For his role as one of the pioneers of bioengineering, Nerem received the College of Engineering’s Benjamin G. Lamme Meritorious Achievement Medal in 2004 and the Lifetime Achievement Award in 2017.
Nerem earned his bachelor’s degree (’59) from the University of Oklahoma and his master’s (’61) and PhD (’64) in aeronautical and astronautical engineering from Ohio State. His academic career began at Ohio State in 1964 when he joined the Department of Aeronautical and Astronautical Engineering. In 1972, he was promoted to full professor and later served as associate dean for research in the graduate school.
He was a professor and chair at the University of Houston from 1979 to 1986, before he was named Parker H. Petit Distinguished Chair for Engineering in Medicine at Georgia Tech. In 1995, he launched the Petit Institute for Bioengineering and Bioscience and served as its director through 2009.
He spent much of his career exploring critical health-related topics such as blood flow in large arteries, the role of hemodynamics in the onset of atherosclerosis, and more recently, tissue engineering and regenerative medicine. He authored more than 200 publications.
Among a litany of awards and honors, in 1988 Nerem was elected a member of the National Academy of Engineering. In 1992, he was also elected a member of the Institute of Medicine, resulting in a rare combination. He was a Fellow and the founding president of the American Institute of Medical and Biological Engineering. In 2017, the American Society of Mechanical Engineers (ASME) established the Robert M. Nerem Education and Mentorship Medal to recognize individuals who play a role in influencing engineering careers in the growing field of bioengineering.

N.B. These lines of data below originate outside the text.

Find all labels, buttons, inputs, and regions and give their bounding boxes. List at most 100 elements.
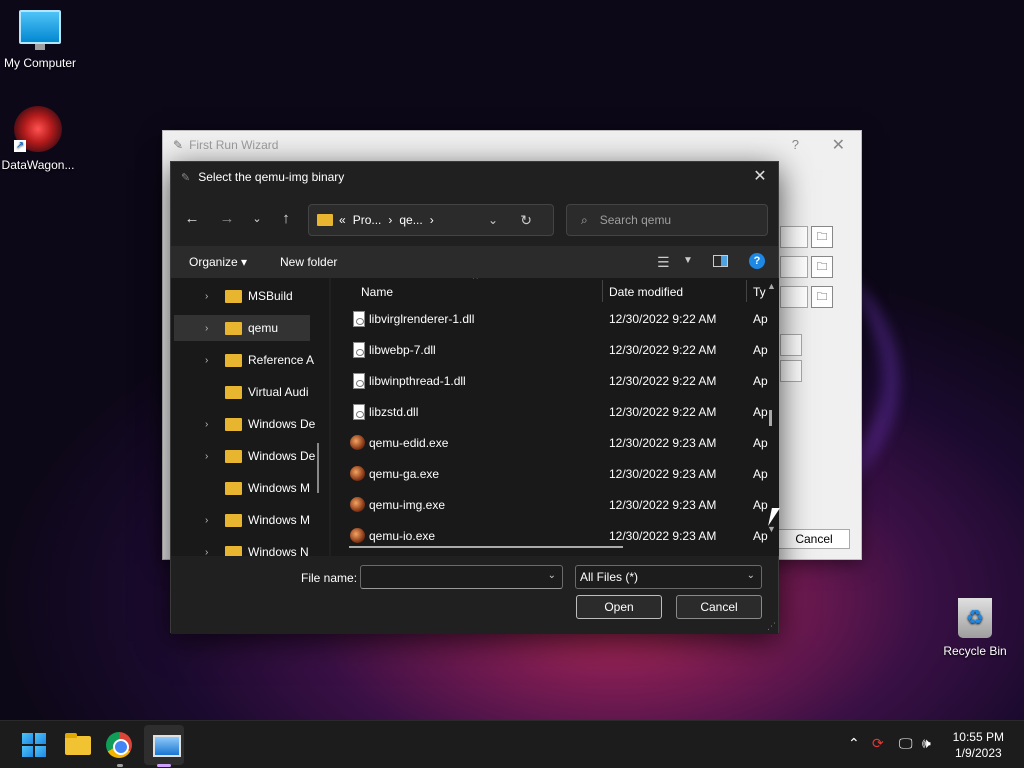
- column-header-name[interactable]: Name: [361, 285, 393, 299]
- chevron-right-icon[interactable]: ›: [205, 451, 217, 462]
- chevron-right-icon[interactable]: ›: [205, 515, 217, 526]
- navigation-bar: ← → ⌄ ↑ « Pro... › qe... › ⌄ ↻ ⌕ Search …: [171, 192, 778, 246]
- tree-item-reference[interactable]: › Reference A: [171, 347, 321, 373]
- file-name: libwebp-7.dll: [369, 343, 436, 357]
- recent-chevron-down-icon[interactable]: ⌄: [246, 209, 268, 229]
- column-header-date[interactable]: Date modified: [609, 285, 683, 299]
- wizard-close-button[interactable]: ✕: [832, 135, 845, 155]
- open-button[interactable]: Open: [576, 595, 662, 619]
- cancel-button[interactable]: Cancel: [676, 595, 762, 619]
- folder-icon: [225, 513, 242, 527]
- file-row[interactable]: qemu-img.exe 12/30/2022 9:23 AM Ap: [331, 490, 768, 521]
- dialog-close-button[interactable]: ✕: [748, 165, 772, 189]
- horizontal-scrollbar-thumb[interactable]: [349, 546, 623, 548]
- tree-item-virtual-audio[interactable]: Virtual Audi: [171, 379, 321, 405]
- qemu-exe-icon: [350, 466, 365, 481]
- folder-browse-icon[interactable]: 🗀: [811, 226, 833, 248]
- chevron-right-icon[interactable]: ›: [205, 419, 217, 430]
- folder-browse-icon[interactable]: 🗀: [811, 256, 833, 278]
- wizard-dropdown[interactable]: [780, 334, 802, 356]
- wizard-path-field[interactable]: [780, 226, 808, 248]
- file-list-header: ^ Name Date modified Ty: [331, 278, 779, 304]
- chevron-right-icon[interactable]: ›: [205, 323, 217, 334]
- forward-arrow-icon[interactable]: →: [216, 209, 238, 229]
- preview-pane-icon[interactable]: [713, 255, 728, 267]
- tree-item-msbuild[interactable]: › MSBuild: [171, 283, 321, 309]
- file-date: 12/30/2022 9:22 AM: [609, 312, 717, 326]
- file-date: 12/30/2022 9:22 AM: [609, 405, 717, 419]
- resize-grip-icon[interactable]: ⋰: [767, 621, 776, 632]
- back-arrow-icon[interactable]: ←: [181, 209, 203, 229]
- desktop-icon-datawagon[interactable]: ↗ DataWagon...: [0, 106, 78, 172]
- up-arrow-icon[interactable]: ↑: [275, 209, 297, 229]
- wizard-path-field[interactable]: [780, 256, 808, 278]
- running-indicator: [117, 764, 123, 767]
- wizard-spinner[interactable]: [780, 360, 802, 382]
- view-details-icon[interactable]: ☰: [657, 254, 670, 271]
- tree-item-label: Windows M: [248, 481, 311, 495]
- tree-item-label: Virtual Audi: [248, 385, 309, 399]
- file-row[interactable]: qemu-ga.exe 12/30/2022 9:23 AM Ap: [331, 459, 768, 490]
- desktop-icon-recycle-bin[interactable]: ♻ Recycle Bin: [935, 598, 1015, 658]
- qemu-manager-icon[interactable]: [150, 729, 182, 761]
- network-icon[interactable]: 🖵: [899, 735, 913, 752]
- dialog-titlebar: ✎ Select the qemu-img binary: [171, 162, 778, 192]
- clock[interactable]: 10:55 PM 1/9/2023: [953, 729, 1004, 761]
- wizard-titlebar: ✎ First Run Wizard: [163, 131, 861, 159]
- file-row[interactable]: libzstd.dll 12/30/2022 9:22 AM Ap: [331, 397, 768, 428]
- help-icon[interactable]: ?: [749, 253, 765, 269]
- volume-icon[interactable]: 🕪: [922, 735, 931, 752]
- tree-scrollbar[interactable]: [317, 443, 319, 493]
- file-type-select[interactable]: All Files (*) ⌄: [575, 565, 762, 589]
- chevron-down-icon[interactable]: ⌄: [747, 570, 755, 581]
- chevron-right-icon[interactable]: ›: [205, 547, 217, 557]
- address-history-chevron-icon[interactable]: ⌄: [488, 213, 498, 227]
- tree-item-label: MSBuild: [248, 289, 293, 303]
- desktop-icon-my-computer[interactable]: My Computer: [0, 10, 80, 70]
- new-folder-button[interactable]: New folder: [280, 255, 337, 269]
- breadcrumb-segment[interactable]: Pro...: [353, 213, 382, 227]
- tree-item-label: qemu: [248, 321, 279, 335]
- organize-button[interactable]: Organize ▾: [189, 255, 247, 269]
- column-header-type[interactable]: Ty: [753, 285, 766, 299]
- file-name-label: File name:: [301, 571, 358, 585]
- start-icon[interactable]: [18, 729, 50, 761]
- file-name: qemu-io.exe: [369, 529, 436, 543]
- breadcrumb-overflow[interactable]: «: [339, 213, 346, 227]
- tree-item-qemu[interactable]: › qemu: [174, 315, 310, 341]
- breadcrumb-segment[interactable]: qe...: [399, 213, 422, 227]
- file-row[interactable]: libwinpthread-1.dll 12/30/2022 9:22 AM Ap: [331, 366, 768, 397]
- search-box[interactable]: ⌕ Search qemu: [566, 204, 768, 236]
- view-options-chevron-icon[interactable]: ▼: [683, 255, 693, 266]
- vertical-scrollbar-thumb[interactable]: [769, 410, 772, 426]
- file-explorer-icon[interactable]: [62, 729, 94, 761]
- file-type: Ap: [753, 405, 768, 419]
- column-divider[interactable]: [602, 280, 603, 302]
- tree-item-windows-de[interactable]: › Windows De: [171, 443, 321, 469]
- file-row[interactable]: libvirglrenderer-1.dll 12/30/2022 9:22 AM…: [331, 304, 768, 335]
- tree-item-windows-n[interactable]: › Windows N: [171, 539, 321, 556]
- tree-item-windows-m[interactable]: Windows M: [171, 475, 321, 501]
- wizard-help-button[interactable]: ?: [792, 137, 799, 152]
- sync-alert-icon[interactable]: ⟳: [872, 735, 884, 752]
- chevron-down-icon[interactable]: ⌄: [548, 570, 556, 581]
- file-date: 12/30/2022 9:23 AM: [609, 529, 717, 543]
- tree-item-label: Windows N: [248, 545, 309, 556]
- file-row[interactable]: qemu-edid.exe 12/30/2022 9:23 AM Ap: [331, 428, 768, 459]
- chevron-right-icon[interactable]: ›: [205, 291, 217, 302]
- monitor-icon: [19, 10, 61, 50]
- address-bar[interactable]: « Pro... › qe... › ⌄ ↻: [308, 204, 554, 236]
- chrome-icon[interactable]: [106, 732, 132, 758]
- file-row[interactable]: libwebp-7.dll 12/30/2022 9:22 AM Ap: [331, 335, 768, 366]
- scroll-up-arrow-icon[interactable]: ▲: [767, 281, 776, 291]
- tree-item-windows-de[interactable]: › Windows De: [171, 411, 321, 437]
- column-divider[interactable]: [746, 280, 747, 302]
- refresh-icon[interactable]: ↻: [520, 212, 532, 229]
- wizard-path-field[interactable]: [780, 286, 808, 308]
- chevron-up-icon[interactable]: ⌃: [848, 735, 860, 752]
- file-name-input[interactable]: ⌄: [360, 565, 563, 589]
- folder-browse-icon[interactable]: 🗀: [811, 286, 833, 308]
- chevron-right-icon[interactable]: ›: [205, 355, 217, 366]
- tree-item-windows-m[interactable]: › Windows M: [171, 507, 321, 533]
- wizard-cancel-button[interactable]: Cancel: [778, 529, 850, 549]
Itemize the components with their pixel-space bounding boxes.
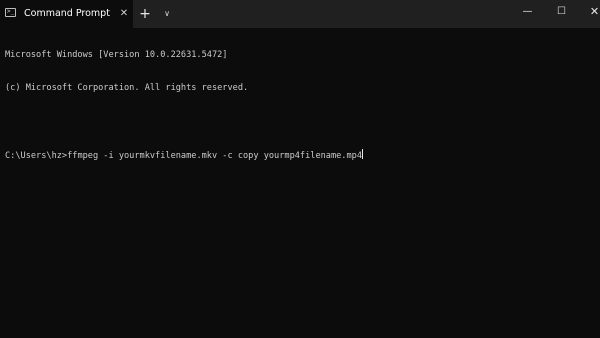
command-prompt-icon: >_ [5, 8, 16, 17]
tab-title: Command Prompt [24, 8, 110, 19]
minimize-button[interactable]: — [511, 0, 544, 24]
maximize-button[interactable]: ☐ [545, 0, 578, 24]
new-tab-button[interactable]: + [138, 6, 152, 22]
output-line: (c) Microsoft Corporation. All rights re… [5, 83, 249, 93]
output-line: Microsoft Windows [Version 10.0.22631.54… [5, 50, 228, 60]
chevron-down-icon[interactable]: ∨ [161, 6, 173, 22]
terminal-window: >_ Command Prompt ✕ + ∨ — ☐ ✕ Microsoft … [0, 0, 600, 338]
terminal-output[interactable]: Microsoft Windows [Version 10.0.22631.54… [0, 28, 600, 338]
prompt: C:\Users\hz> [5, 151, 68, 161]
title-bar: >_ Command Prompt ✕ + ∨ — ☐ ✕ [0, 0, 600, 28]
close-window-button[interactable]: ✕ [578, 0, 600, 24]
tab-command-prompt[interactable]: >_ Command Prompt ✕ [0, 0, 133, 28]
text-cursor [362, 149, 364, 159]
command-input[interactable]: ffmpeg -i yourmkvfilename.mkv -c copy yo… [67, 151, 362, 161]
tab-close-icon[interactable]: ✕ [118, 7, 130, 21]
command-line[interactable]: C:\Users\hz>ffmpeg -i yourmkvfilename.mk… [5, 149, 600, 161]
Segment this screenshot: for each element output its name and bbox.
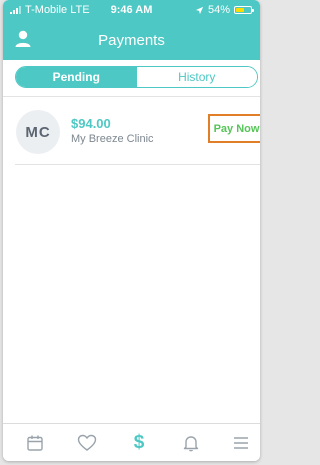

Nerem was also very interested in the next generation of engineers. To increase the number of underrepresented minorities in STEM fields, he and colleagues at Georgia Tech created Project ENGAGES in partnership with three public high schools in Atlanta.
Bob Nerem, who lived in Stone Mountain, is survived by Marilyn, his wife of more than 40 years; his children, Steven Nerem and Nancy Nerem Black; Marilyn’s children, Christy Maser and Carol Wilcox; and multiple grandchildren. A celebration of his life is being planned for the near future.